1776-07-01, de — Cambry de Kansquer à Voltaire [François Marie Arouet].

Monsieur,

Je suis bas breton, tous mes parens vous donnent au diable, j'ai étudié sous le professeur Cogé, et cependant, je suis rempli d'admiration pour vous.

Les homages brillans qu'on vous a rendu, ne doivent point vous faire dédaigner ceux des gens obscurs; Jesus Christ reçut le tribut des rois, il ne refusa pas les fleurs et les colombes des bergers.

A peine ais-je quitté L'enfance; j'ai beaucoup voyagé, j'ai traversé les mers, j'ai vu les contrées lointaines, une bonne partie de L'Europe; et je verrai Vernay; je veux pouvoir dire: et moi aussi, je l'ai vu, ce Voltaire.

Je vous envoie le portrait d'un bon curé, il est mort dans une des terres de mon père la semaine passée; je me suis chargé de son oraison funèbre, puisse t'elle vous arracher un sourir: Jeannot ne veut pas qu'on pleure même sur son tombeau.

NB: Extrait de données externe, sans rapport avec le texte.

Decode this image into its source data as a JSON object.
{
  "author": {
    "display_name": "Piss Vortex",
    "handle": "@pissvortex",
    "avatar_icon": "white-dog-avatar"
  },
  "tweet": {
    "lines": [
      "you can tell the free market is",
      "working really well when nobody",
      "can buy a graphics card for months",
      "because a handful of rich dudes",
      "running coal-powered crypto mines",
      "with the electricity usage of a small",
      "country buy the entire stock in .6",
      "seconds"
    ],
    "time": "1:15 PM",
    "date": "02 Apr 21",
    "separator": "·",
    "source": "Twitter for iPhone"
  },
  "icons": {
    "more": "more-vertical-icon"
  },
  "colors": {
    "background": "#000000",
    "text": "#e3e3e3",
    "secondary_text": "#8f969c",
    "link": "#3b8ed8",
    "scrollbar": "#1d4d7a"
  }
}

J'ai L'honneur d'être avec respect

Votre très humble et très obéissant

Serviteur
Cambry De Kyausquer

Dieu fasse paix au bon curé Jeannot!
Qui de son temps vécut comme un saint homme;
Mangeant son christ, avalant le rogomme,
Paillard au lit, à l'église dévot;
Il ne connut ny Geneve ny Rome:
Voilà quel fut le bon curé Jeannot.
Il lisoit peu, si ce n'est sur le tard
Pour s'endormir; . . . il prenoit au hazard
La fleur des saints, Roland, Mathieu guargile
Robert le diable, ou le saint êvangile.